Forty-six years later, Haberman was still working to improve teaching in urban schools. Although he
officially retired in May after 43 years on the faculty of the UWM School of Education, Haberman
continued to lead a hands-on master’s class for urban teachers, writing, researching, and continued
to support the Haberman Educational Foundation ,chartered in 1994 to promote his research based
interviews for selecting STAR teachers for the children and youth of America.

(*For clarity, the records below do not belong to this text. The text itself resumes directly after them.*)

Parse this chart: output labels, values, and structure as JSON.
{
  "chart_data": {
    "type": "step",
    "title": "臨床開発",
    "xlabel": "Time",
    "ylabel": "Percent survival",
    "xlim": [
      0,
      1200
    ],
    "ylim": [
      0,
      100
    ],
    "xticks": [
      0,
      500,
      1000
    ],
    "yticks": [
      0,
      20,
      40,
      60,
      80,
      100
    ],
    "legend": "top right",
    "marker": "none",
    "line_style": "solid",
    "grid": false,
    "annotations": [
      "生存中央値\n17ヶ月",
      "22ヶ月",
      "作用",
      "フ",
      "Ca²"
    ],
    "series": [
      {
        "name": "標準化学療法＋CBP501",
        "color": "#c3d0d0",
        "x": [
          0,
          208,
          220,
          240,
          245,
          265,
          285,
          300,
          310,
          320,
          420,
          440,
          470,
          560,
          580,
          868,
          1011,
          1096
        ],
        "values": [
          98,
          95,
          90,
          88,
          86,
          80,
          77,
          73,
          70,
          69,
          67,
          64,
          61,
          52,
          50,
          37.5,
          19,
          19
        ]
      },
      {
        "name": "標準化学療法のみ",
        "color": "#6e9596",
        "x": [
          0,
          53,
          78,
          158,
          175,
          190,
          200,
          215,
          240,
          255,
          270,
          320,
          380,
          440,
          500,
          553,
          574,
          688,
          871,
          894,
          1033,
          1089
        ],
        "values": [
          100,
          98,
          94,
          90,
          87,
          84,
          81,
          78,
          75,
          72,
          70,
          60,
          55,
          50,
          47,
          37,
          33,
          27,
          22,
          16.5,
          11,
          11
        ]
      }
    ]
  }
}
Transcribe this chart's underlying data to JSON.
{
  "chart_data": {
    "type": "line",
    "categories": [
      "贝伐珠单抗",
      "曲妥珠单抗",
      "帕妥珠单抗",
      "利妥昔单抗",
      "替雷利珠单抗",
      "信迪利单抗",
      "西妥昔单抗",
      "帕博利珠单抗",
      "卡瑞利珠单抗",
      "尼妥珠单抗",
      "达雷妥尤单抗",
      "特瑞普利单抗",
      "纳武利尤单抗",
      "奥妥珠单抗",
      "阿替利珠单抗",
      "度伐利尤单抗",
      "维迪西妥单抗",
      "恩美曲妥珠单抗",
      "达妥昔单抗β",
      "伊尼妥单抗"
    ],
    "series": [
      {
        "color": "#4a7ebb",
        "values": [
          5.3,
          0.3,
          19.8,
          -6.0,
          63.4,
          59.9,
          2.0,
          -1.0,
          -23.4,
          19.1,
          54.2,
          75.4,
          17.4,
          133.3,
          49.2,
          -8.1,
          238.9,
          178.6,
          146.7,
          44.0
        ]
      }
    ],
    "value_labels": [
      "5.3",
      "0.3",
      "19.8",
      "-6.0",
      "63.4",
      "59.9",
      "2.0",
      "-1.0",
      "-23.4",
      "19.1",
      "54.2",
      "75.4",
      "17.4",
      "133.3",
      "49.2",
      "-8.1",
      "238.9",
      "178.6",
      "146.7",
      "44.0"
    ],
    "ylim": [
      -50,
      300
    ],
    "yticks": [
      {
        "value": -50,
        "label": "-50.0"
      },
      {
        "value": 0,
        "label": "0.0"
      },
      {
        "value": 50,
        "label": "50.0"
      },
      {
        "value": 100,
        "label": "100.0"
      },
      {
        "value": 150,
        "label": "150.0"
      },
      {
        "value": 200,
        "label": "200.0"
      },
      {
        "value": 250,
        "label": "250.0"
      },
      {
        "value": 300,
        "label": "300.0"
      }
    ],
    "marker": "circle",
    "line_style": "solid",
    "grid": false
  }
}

Haberman developed more teacher education programs which have prepared more teachers than
anyone in the history of teacher education. The most widely known of his programs was the
National Teacher Corps, which was based on an internship program he developed in Milwaukee.
Early in his career in Milwaukee he developed an innovative internship program for liberal arts
graduates which caught the attention of the late Wisconsin Sen. Gaylord Nelson and Sen. Ted
Kennedy. This became the model for the National Teacher Corps, which eventually prepared
100,000 teachers. He once said, ” I t was a notable failure,” stated in his typical blunt style, “but I
(earned a lot about what doesn’t work and it made me famous.” And, he adds in a dry aside, “if a
program gets a lot of grants and attention nobody ever asks if it really helped kids?” But the
Teacher Corps, which ran from 1963-1972, was a learning experience, he stated, “and I’m a firm
believer in experimenting with teacher education models. We learned a lot about what worked and
what didn’t work.”

Building on that early experience and the 40-plus years of research since then, Haberman
developed a significant body of knowledge on the ideology and behavior of effective teachers for
diverse children and youth in urban poverty. “The surest and best way to improve the schooling and
the lives of the approximately 15 million children and youth in poverty is to get them better
teachers,” a statement he lived by.

In an article in the June 1995 Phi Delta Kappan, Haberman outlined 14 key teaching behaviors that
are characteristic of “star” teachers. In the same article he argued that “selection is more important
than training” and that a level of maturity must be reached before teacher training can have value.
“Two of the fundamental attributes of successful teachers are maturity and judgment,” he said.
“That’s why it’s important to establish programs that bring well-educated college graduates with
valuable life and work experience into the classrooms.

His mantra was this;” Fundamental belief systems separate star teachers and teachers who burn
out and fail in challenging situations,”. For example, “some teachers believe some kids learn more
than others because they’re smarter. Teachers who believe that might be good at grouping students
and marking papers, but are more likely to fail or quit.”. “On the other hand, teachers who believe
school success is explained by effort are more likely to get their students to succeed. Why? Because
they figure out ways to motivate, interest and get them to work harder.” At UWM and in Milwaukee
and Wisconsin, Haberman found such a wonderful laboratory for experimenting with ideas to
improve education that he never was tempted to go elsewhere. He stated, ” I was very fortunate to
be at UWM and in Milwaukee. They have also given me the opportunity to try anything I’ve ever
wanted. I couldn’t have found a better place. UWM has been an absolute, perfect laboratory. I can
say the same for the State Department of Public Instruction in Wisconsin which has accredited every
model I ever asked them to let me try.”

The Haberman Educational Foundation works with school systems across the country to screen and
interview teachers (principals and superintendents) who will be most likely to stay and be effective
with diverse students from poverty backgrounds.

A notable quote from Dr Haberman during his work was, “The number of cities that use my teacher
interviews bring in about 30,000 mature adults who will be effective with diverse children in poverty
every year.” ” I f you estimate the number of children those teachers will reach,” ” I ‘m touching the
lives of millions of kids in positive ways…. and that’s a very, very warm feeling.”